Sisya: Para penganut ajaran rohani mutakhir menyatakan bahwa ajaran yang dianutnya adalah yang paling berkenan bagi Tuhan, sebab Ia adalah penyempurna ajaran-ajaran kerohanian yang telah ada sebelumnya. Karena itu, menurut mereka perbuatan bajik yang dilakukan oleh orang-orang yang bukan pemeluk ajaran mutakhir ini, tidak dapat menyelamatkan dirinya dari hukuman di neraka. Bagaimana komentar anda?

Guru: Mereka berkata, begitu karena menganggap ajaran yang dianutnya paling benar dan paling sempurna. Sedangkan ajaran-ajaran kerohanian lainnya bukan wejangan langsung dari Tuhan, sehingga tidak sempurna dan mengandung banyak kekeliruan. Mereka tidak perduli bahwa semua ajaran kerohanian lain ini sebelumnya telah secara detail mengajarkan apapun yang diperintahkan Tuhan dalam ajaran mutakhir anutannya yaitu agar manusia senantiasa berbuat bajik agar tidak jatuh ke neraka nanti setelah ajal. Seorang ayah bijaksan akan menganggap anaknya paling baik dan paling berkenan di hatinya diantara anak-anaknya yang lain, bukan karena si anak paling sering berkata bahwa dirinya hanya mengakui sang ayah sebagai bapak sejati, sangat menyayangi dan mencintainya; tetapi karena perbuatan si anak sehari-hari sesuai dengan perintah dan petunjuknya sehingga si ayah menjadi senang kepadanya. Begitu pula, Tuhan yang maha bijaksana akan menganggap seseorang sebagai hambanya tercinta, karena dia berbuat bajik sesuai dengan perintah dan petunjuknya dalam kehidupan sehari-hari. Lalu, mungkinkah Tuhan menghukum hambanya tercinta di neraka?
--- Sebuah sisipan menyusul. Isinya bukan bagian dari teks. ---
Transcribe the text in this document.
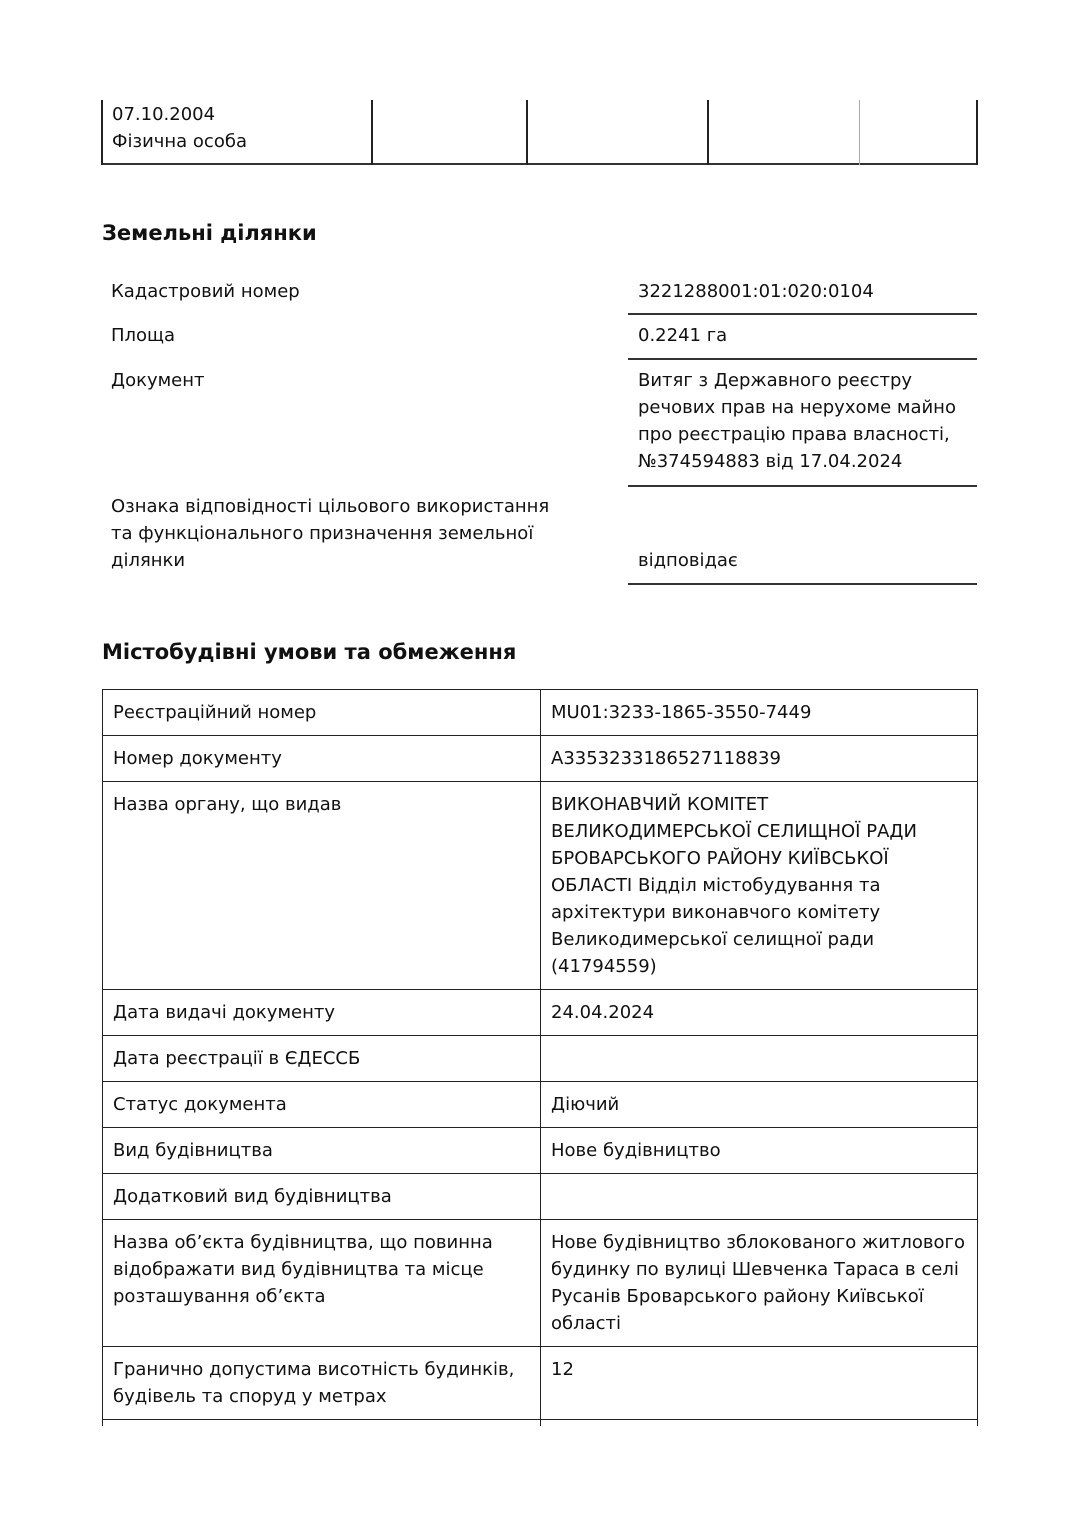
07.10.2004
Фізична особа
Земельні ділянки
Кадастровий номер	3221288001:01:020:0104
Площа	0.2241 га
Документ	Витяг з Державного реєстру речових прав на нерухоме майно про реєстрацію права власності, №374594883 від 17.04.2024
Ознака відповідності цільового використання та функціонального призначення земельної ділянки	відповідає
Містобудівні умови та обмеження
Реєстраційний номер	MU01:3233-1865-3550-7449
Номер документу	А3353233186527118839
Назва органу, що видав	ВИКОНАВЧИЙ КОМІТЕТ ВЕЛИКОДИМЕРСЬКОЇ СЕЛИЩНОЇ РАДИ БРОВАРСЬКОГО РАЙОНУ КИЇВСЬКОЇ ОБЛАСТІ Відділ містобудування та архітектури виконавчого комітету Великодимерської селищної ради (41794559)
Дата видачі документу	24.04.2024
Дата реєстрації в ЄДЕССБ	
Статус документа	Діючий
Вид будівництва	Нове будівництво
Додатковий вид будівництва	
Назва об’єкта будівництва, що повинна відображати вид будівництва та місце розташування об’єкта	Нове будівництво зблокованого житлового будинку по вулиці Шевченка Тараса в селі Русанів Броварського району Київської області
Гранично допустима висотність будинків, будівель та споруд у метрах	12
Sisya: Apa akibat dan kerugiannya jikalau manusia tidak mengakui hukum universal karma pala dan punar bava dalam kehidupannya di alam material?

Guru: Pertama, manusia tidak bisa menjelaskan secara logis, rasional dan filosofis tentang kehidupan individual kehidupan yang berbeda-beda di masyarakat manusia. Kedua, manusia tidak bisa memahami secara logis rasional dan filosofis tentang hakikat Tuhan yang maha kuasa, maha pengasih, maha adil. Ketiga, paham dokmatik yang melandasi ajaran-ajaran rohani yang muncul pada masa kali yuga, telah menyebabkan banyak manusia tidak puas dan akhirnya mereka mempercayai  paham atheistic, materialistic dan hedonistic dalam menempuh kehidupan dunia fana. Keempat,  oleh karena dibingungkan oleh kondisi kehidupan yang berbeda-beda, ketidakadilan, kepalsuan, kejahatan, perbuatan amoral dan tindak kekerasan yang semakin meluas di masyarakat manusia, beberapa tokoh agamais malahan berteori bahwasanya Tuhan tidak maha kuasa, tidak maha pengasih, tidak maha adil dan tidak maha bijaksana. Sebab  mereka mengatakan bahwa Tuhan tidak mampu meniadakan hal-hal buruk seperti itu di masyarakat manusia. Kelima, oleh karena manusia banyak beralih kepaham materialistic akibat tidak puas dengan penjelasan dokmatik ajaran rohani yang diwarisinya, maka sifat-sifat asurik tumbuh subur menutupi hatinya. Akibatnya,  bermacam-macam perbuatan jahat dan amoral seperti perjudian, pelacuran, penculikan, perampokan, penyiksaan, pencurian, korupsi, mabuk-mabukan, perang, terror, bom bunuh diri, bisnis narkoba dan berbagaimacam tindak kejahatan lainnya tiada henti menyengsarakan kehidupan masyarakat manusia. Dan keenam,  oleh karena tidak mau berfikir logis rasional dan filosofis dengan berpegang teguh pada pernyataan-pernyataan dogmatic ajaran rohani yang dianutnya banyak orang menjadi berwatak keras. Mereka berpendapat bahwa beraneka macam perbuatan amoral dan jahat di masyarakat harus dibasmi dengan cara-cara kekerasan. Itulah akibat dan kerugian yang timbul jika manusia tidak mengetahui hukum karma pala dan punarbhava dalam kehidupannya di dunia fana.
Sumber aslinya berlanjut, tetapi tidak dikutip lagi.